Polite noises, sadly without bite...

There’s absolutely no need for it to be this way. Coldplay were never exactly critical darlings, but equally the group weren’t hated – at least, not initially. Go back and check those Metacritic scores for ‘Parachutes’ or even ‘X&Y’, and you’ll find no small degree of warmth, respect… love, even.

‘A Head Full Of Dreams’ seems to arrive with a readymade backlash. Peering beyond critical bigotry, though, it’s clear that the group are in a kind of creative stasis, eager to attempt new ideas but afraid to ultimately break with the past.

It’s there in the track titles. From ‘Hymn For The Weekend’ to ‘Amazing Day’ or ‘Adventure Of A Lifetime’ it seems that Coldplay want to prompt something uplifting but not truly euphoric, something generally diverting but never ultimately engrossing.
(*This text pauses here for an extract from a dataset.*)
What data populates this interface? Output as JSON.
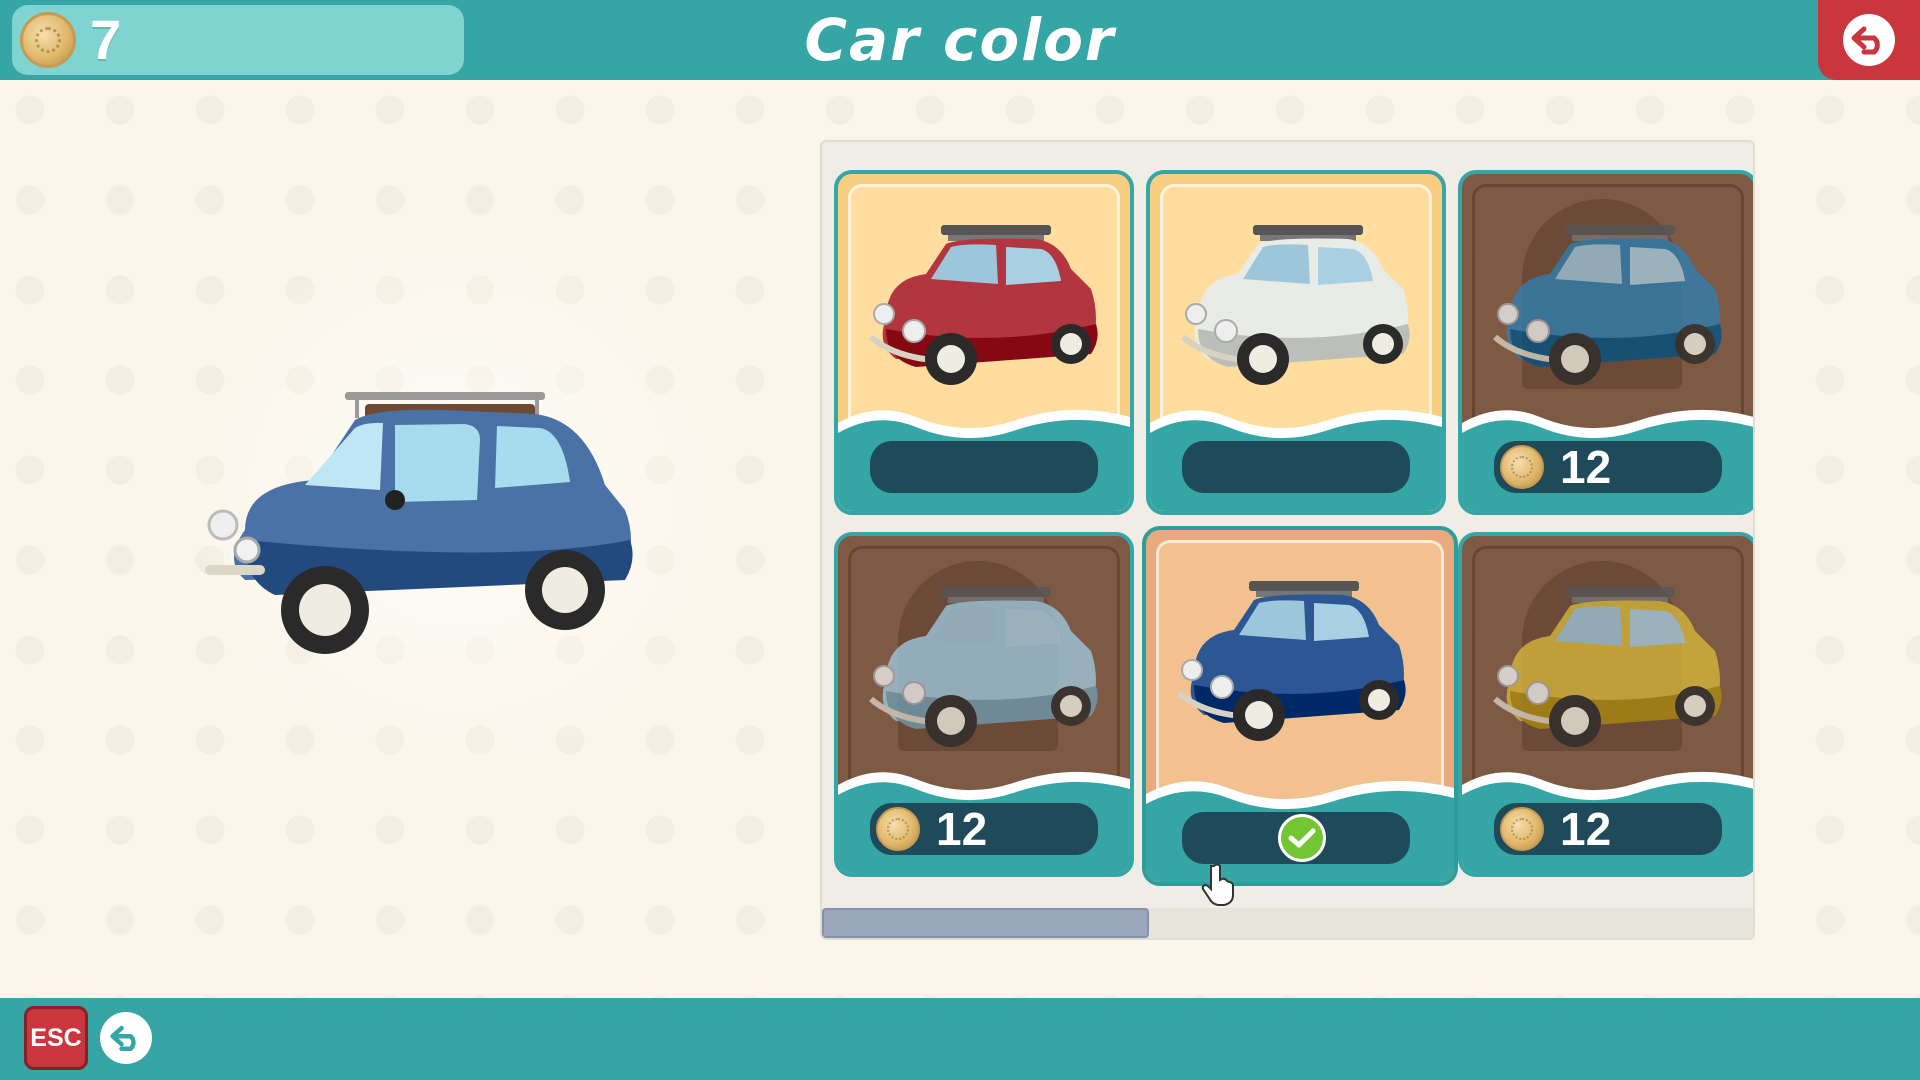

The title track opens the album, and it’s a suitable conditioner for what follows – the guitar riff could come from The Edge, while the subtleties in the production recall Brian Eno’s work. Much like U2’s work of late, however, ‘A Head Full Of Dreams’ chooses to map out territory previously unexplored, rather than race headlong into uncharted regions.

‘Birds’ makes intriguing use of electronics, while ‘Hymn For The Weekend’ nods towards a gospel influence. Yet there isn’t really any impact, any punch to the creativity, with Chris Martin turning in some of his weaker lyrical performances. ‘Army Of One’ is one of the album’s musically thrilling moments, with Coldplay swapping crisp arena guitar lines for an arrangement almost entirely daubed in electronics.

Sadly, though, this is one of the riskier passages on an album that seems resolute in its commitment to familiar tropes. ‘Amazing Day’ is a hazy blend of reverb-soaked guitar and synthetic strings, while ‘Fun’ makes cruel mis-use of Tove Lo’s undoubted pop talents.

‘Up & Up’ closes the record, with its chirpy call of “we’re gonna get it, get it together”, but in lingering on promise rather than delivery Coldplay seem to underline their own sense of stasis. It would be unfair to label ‘A Head Full Of Dreams’ a complete mis-fire, but the record’s successes simply serve to underline the lack of emotional bite within the material.

Somewhat strangely, the album’s two modest vignettes – ‘Colour Spectrum’ and ‘Kaleidoscope’ – seem to contain more daring, more wonder, in their minute-long spans than the bulk of the rest of the material. It’s clear that Coldplay retain their thirst, their passion for making music – it’s merely a shame that it results in such polite noises.